Every eval in eval-protocol expects an input dataset of type List[EvaluationRow]. For this example, a small JSONL dataset of prompts is used and adapted into EvaluationRows via an adapter function. The rollout processor handles converting EvaluationRow.messages to LangChain messages and applies the model output back to the row.

Generating a Score

Evals in eval-protocol return a score between 0.0 and 1.0. This simple example scores whether the assistant replied.
has_reply = 1.0 if any(m.role == "assistant" for m in (row.messages or [])) else 0.0
row.evaluation_result = EvaluateResult(
    score=has_reply,
    reason="assistant replied" if has_reply else "no assistant reply",
)

Reasoning Model Example

You can also evaluate reasoning models like gpt-oss-120b and control reasoning via reasoning_effort.
Example code: test file and graph.
from typing import Any, Dict, List
from typing_extensions import Annotated, TypedDict


def build_reasoning_graph(
    *,
    model: str = "accounts/fireworks/models/gpt-oss-120b",
    model_provider: str = "fireworks",
    temperature: float = 0.0,
    reasoning_effort: str | None = None,
) -> Any:
    from langgraph.graph import StateGraph, END
    from langgraph.graph.message import add_messages
    from langchain.chat_models import init_chat_model
    from langchain_core.messages import BaseMessage

    class State(TypedDict):
        messages: Annotated[List[BaseMessage], add_messages]
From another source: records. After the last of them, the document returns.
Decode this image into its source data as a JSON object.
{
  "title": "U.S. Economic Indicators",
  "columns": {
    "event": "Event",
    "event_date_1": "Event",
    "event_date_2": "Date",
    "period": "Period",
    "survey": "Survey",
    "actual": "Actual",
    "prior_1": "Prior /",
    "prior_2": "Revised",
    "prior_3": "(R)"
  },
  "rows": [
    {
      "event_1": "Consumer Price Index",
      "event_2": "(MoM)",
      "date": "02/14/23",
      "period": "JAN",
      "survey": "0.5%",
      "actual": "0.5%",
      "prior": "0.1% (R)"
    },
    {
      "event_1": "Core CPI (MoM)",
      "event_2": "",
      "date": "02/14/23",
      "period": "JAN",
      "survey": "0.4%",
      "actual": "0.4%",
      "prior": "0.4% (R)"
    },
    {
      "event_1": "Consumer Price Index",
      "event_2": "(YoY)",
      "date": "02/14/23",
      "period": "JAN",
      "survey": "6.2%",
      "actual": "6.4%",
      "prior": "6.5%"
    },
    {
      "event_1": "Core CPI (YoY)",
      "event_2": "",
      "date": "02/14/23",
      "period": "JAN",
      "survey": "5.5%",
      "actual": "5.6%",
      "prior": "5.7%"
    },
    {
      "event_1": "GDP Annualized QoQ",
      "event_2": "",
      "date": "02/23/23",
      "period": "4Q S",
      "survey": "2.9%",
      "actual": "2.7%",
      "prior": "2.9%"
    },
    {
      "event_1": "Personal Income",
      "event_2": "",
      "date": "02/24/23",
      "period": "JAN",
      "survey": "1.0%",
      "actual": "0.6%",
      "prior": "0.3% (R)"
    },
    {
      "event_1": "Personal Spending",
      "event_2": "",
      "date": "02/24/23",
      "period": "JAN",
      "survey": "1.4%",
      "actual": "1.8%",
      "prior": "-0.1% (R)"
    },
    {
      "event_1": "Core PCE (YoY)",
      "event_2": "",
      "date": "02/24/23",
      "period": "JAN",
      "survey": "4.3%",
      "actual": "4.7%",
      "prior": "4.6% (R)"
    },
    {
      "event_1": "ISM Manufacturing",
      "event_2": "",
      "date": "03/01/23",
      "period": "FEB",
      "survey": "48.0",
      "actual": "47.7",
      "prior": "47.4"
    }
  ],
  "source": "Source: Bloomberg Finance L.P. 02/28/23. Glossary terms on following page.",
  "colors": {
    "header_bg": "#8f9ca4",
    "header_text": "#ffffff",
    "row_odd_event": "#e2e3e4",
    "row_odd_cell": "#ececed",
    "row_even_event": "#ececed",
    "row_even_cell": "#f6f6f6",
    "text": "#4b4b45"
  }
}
    llm = init_chat_model(
        model,
        model_provider=model_provider,
        temperature=temperature,
        reasoning_effort=reasoning_effort,
    )

    async def call_model(state: State) -> Dict[str, Any]:
        response = await llm.ainvoke(state["messages"])  # type: ignore[assignment]
        return {"messages": [response]}

    g = StateGraph(State)
    g.add_node("call_model", call_model)
    g.set_entry_point("call_model")
    g.add_edge("call_model", END)
    return g.compile()

Passing reasoning_effort

Use completion_params to pass reasoning_effort values like “low”, “medium”, or “high”.
@evaluation_test(
    input_dataset=["examples/langgraph/data/simple_prompts.jsonl"],
    dataset_adapter=adapter,
    rollout_processor=processor,
    completion_params=[
        {"model": "accounts/fireworks/models/gpt-oss-120b", "temperature": 0.0, "reasoning_effort": "low"}
    ],
    mode="pointwise",
)

Running the Evaluation

export FIREWORKS_API_KEY=... && \
pytest python-sdk/examples/langgraph/test_langgraph_rollout.py -v

Creating a Leaderboard

To compare different models, add multiple entries to completion_params and set num_runs to get robust evaluation across runs.
# Assuming `processor = LangGraphRolloutProcessor(graph_factory=graph_factory)` as shown above
@evaluation_test(
    input_dataset=["examples/langgraph/data/simple_prompts.jsonl"],
    dataset_adapter=adapter,
    completion_params=[
        {"model": "accounts/fireworks/models/kimi-k2-instruct", "temperature": 0.0},
        {"model": "accounts/fireworks/models/kimi-k2-instruct-0905", "temperature": 0.0},
        {"model": "accounts/fireworks/models/qwen3-235b-a22b-instruct-2507", "temperature": 0.0},
    ],
    num_runs=3,
    rollout_processor=processor,
)
After running the evaluation, analyze results using the Pivot View.
Pivot Table: avg of $.evaluation_result.score

Example leaderboard showing model performance comparison in the Pivot View.